Les quelques notes légères qu’Elvira produisit avec son art habituel n’eurent aucun effet lénifiant sur Marguerite.
— En voilà assez ! coupa-t-elle. Si vous voulez demeurer auprès de moi, vous éviterez à l’avenir des propos de ce genre ! Ils me déplaisent et ils m’irritent…

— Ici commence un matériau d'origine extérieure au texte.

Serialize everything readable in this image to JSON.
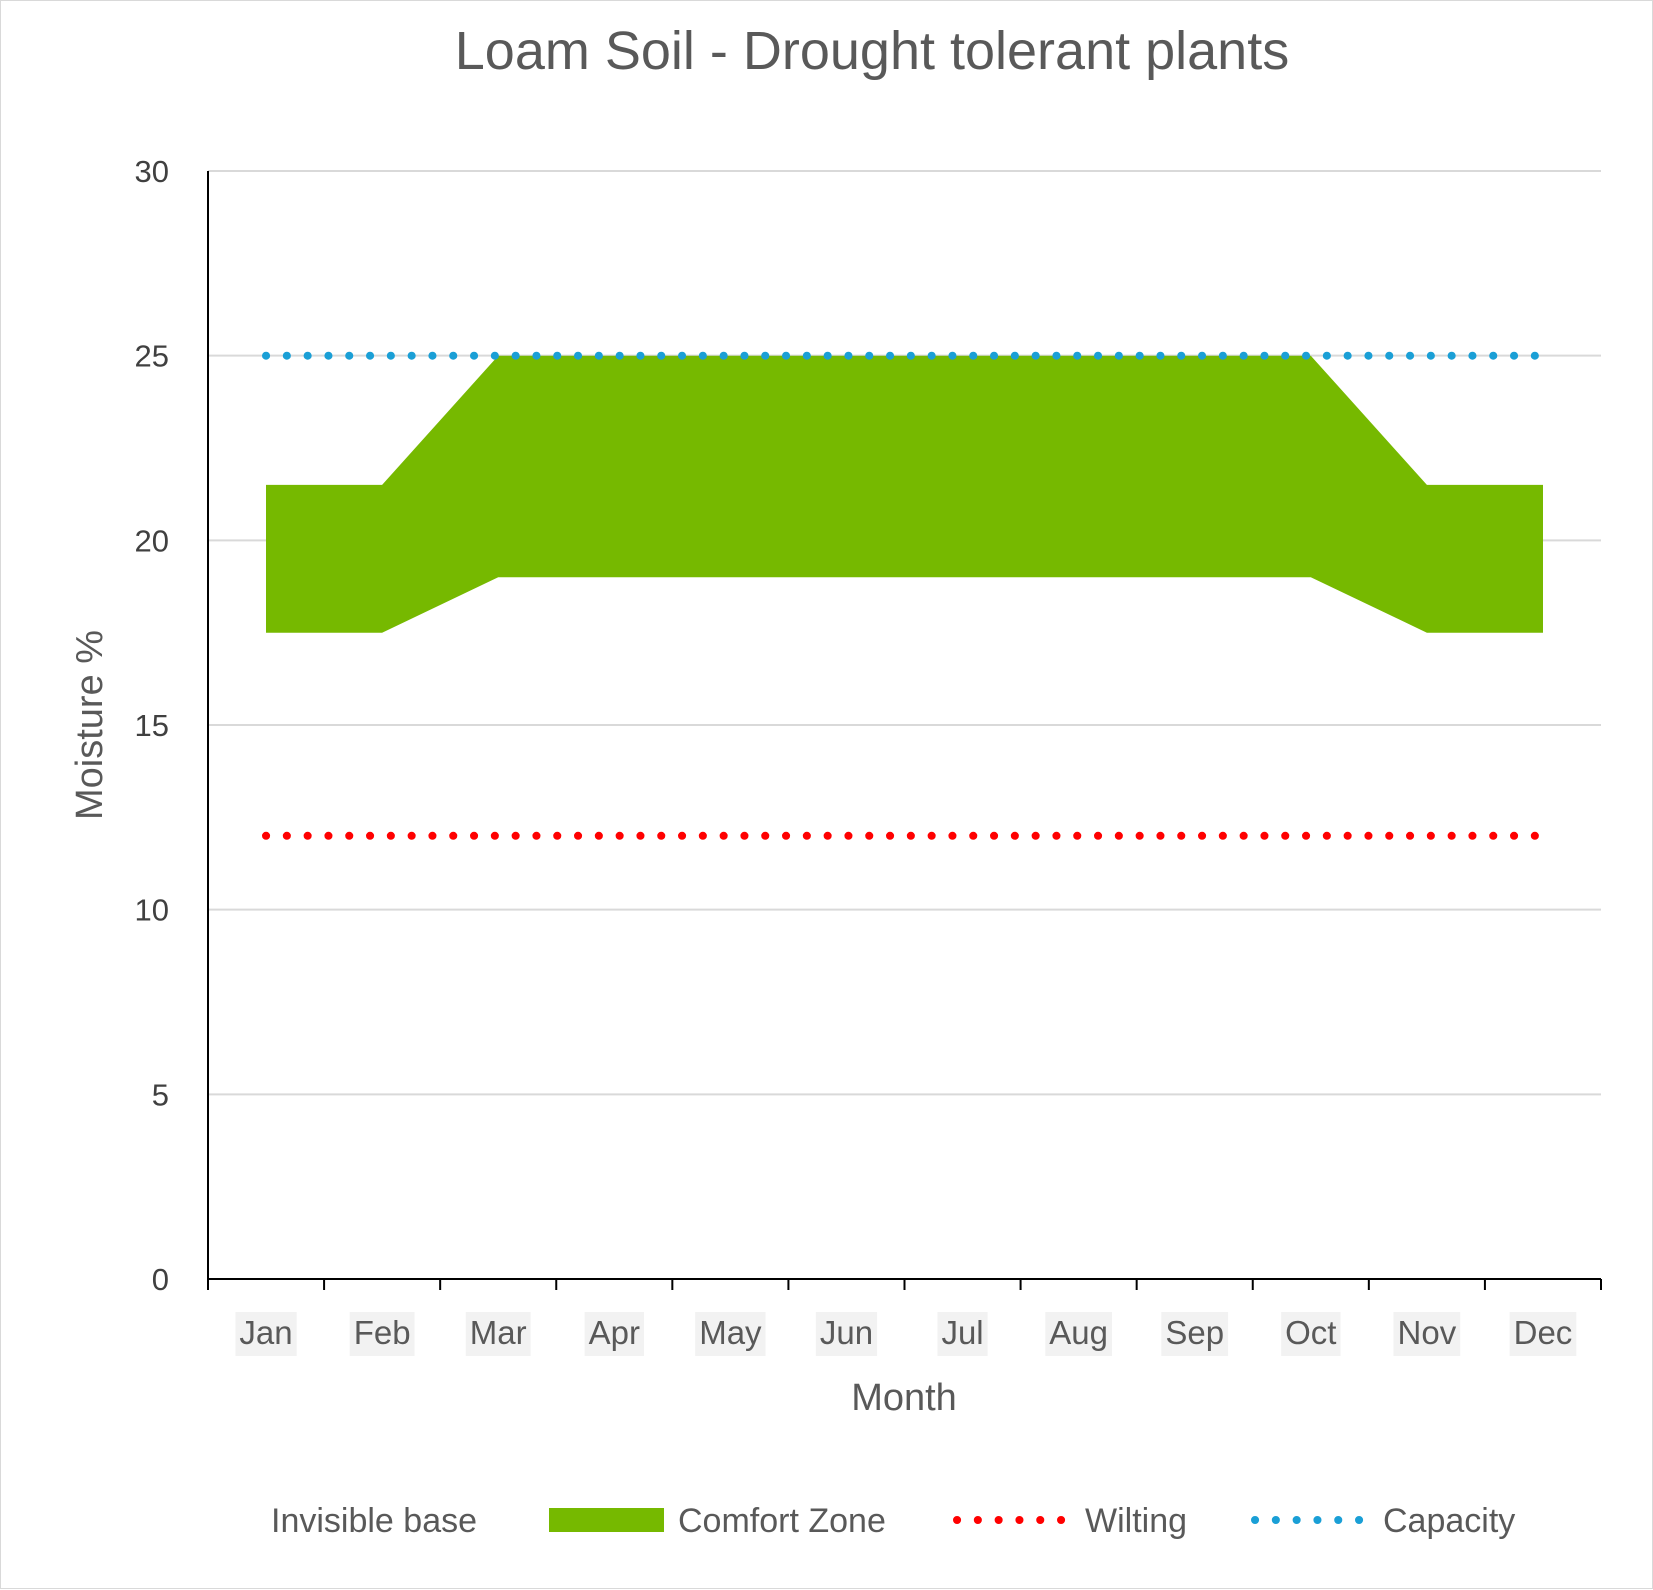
{
  "chart_data": {
    "type": "area",
    "title": "Loam Soil - Drought tolerant plants",
    "xlabel": "Month",
    "ylabel": "Moisture %",
    "categories": [
      "Jan",
      "Feb",
      "Mar",
      "Apr",
      "May",
      "Jun",
      "Jul",
      "Aug",
      "Sep",
      "Oct",
      "Nov",
      "Dec"
    ],
    "ylim": [
      0,
      30
    ],
    "yticks": [
      0,
      5,
      10,
      15,
      20,
      25,
      30
    ],
    "grid": true,
    "legend_position": "bottom",
    "series": [
      {
        "name": "Invisible base",
        "kind": "stacked-area-base",
        "color": "none",
        "values": [
          17.5,
          17.5,
          19,
          19,
          19,
          19,
          19,
          19,
          19,
          19,
          17.5,
          17.5
        ]
      },
      {
        "name": "Comfort Zone",
        "kind": "stacked-area",
        "color": "#76b900",
        "values": [
          4,
          4,
          6,
          6,
          6,
          6,
          6,
          6,
          6,
          6,
          4,
          4
        ]
      },
      {
        "name": "Wilting",
        "kind": "dotted-line",
        "color": "#ff0000",
        "values": [
          12,
          12,
          12,
          12,
          12,
          12,
          12,
          12,
          12,
          12,
          12,
          12
        ]
      },
      {
        "name": "Capacity",
        "kind": "dotted-line",
        "color": "#1a9fd6",
        "values": [
          25,
          25,
          25,
          25,
          25,
          25,
          25,
          25,
          25,
          25,
          25,
          25
        ]
      }
    ]
  }
}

— Oh ! Je ne le voulais pas et je supplie la Reine de m’accorder son pardon, gémit la chanteuse en baissant modestement les paupières.
Puis, comme Marguerite sans lui répondre se levait pour faire quelques pas au jardin intérieur sur lequel ouvrait sa chambre et appelait auprès d’elle la sage et même un peu ennuyeuse Eudeline de Montfort, Elvira, sans bouger du tapis où elle était assise, joua comme par inadvertance la musique par elle composée pour l’un des lais de Marie de France, une jeune poétesse vivant en Angleterre et dont la reine Éléonore, trois ans plus tôt, avait envoyé une copie de l’œuvre à sa sœur Marguerite. C’était celui du Chèvrefeuille, inspiré par la belle et douloureuse histoire du chevalier Tristan et de la reine Yseut.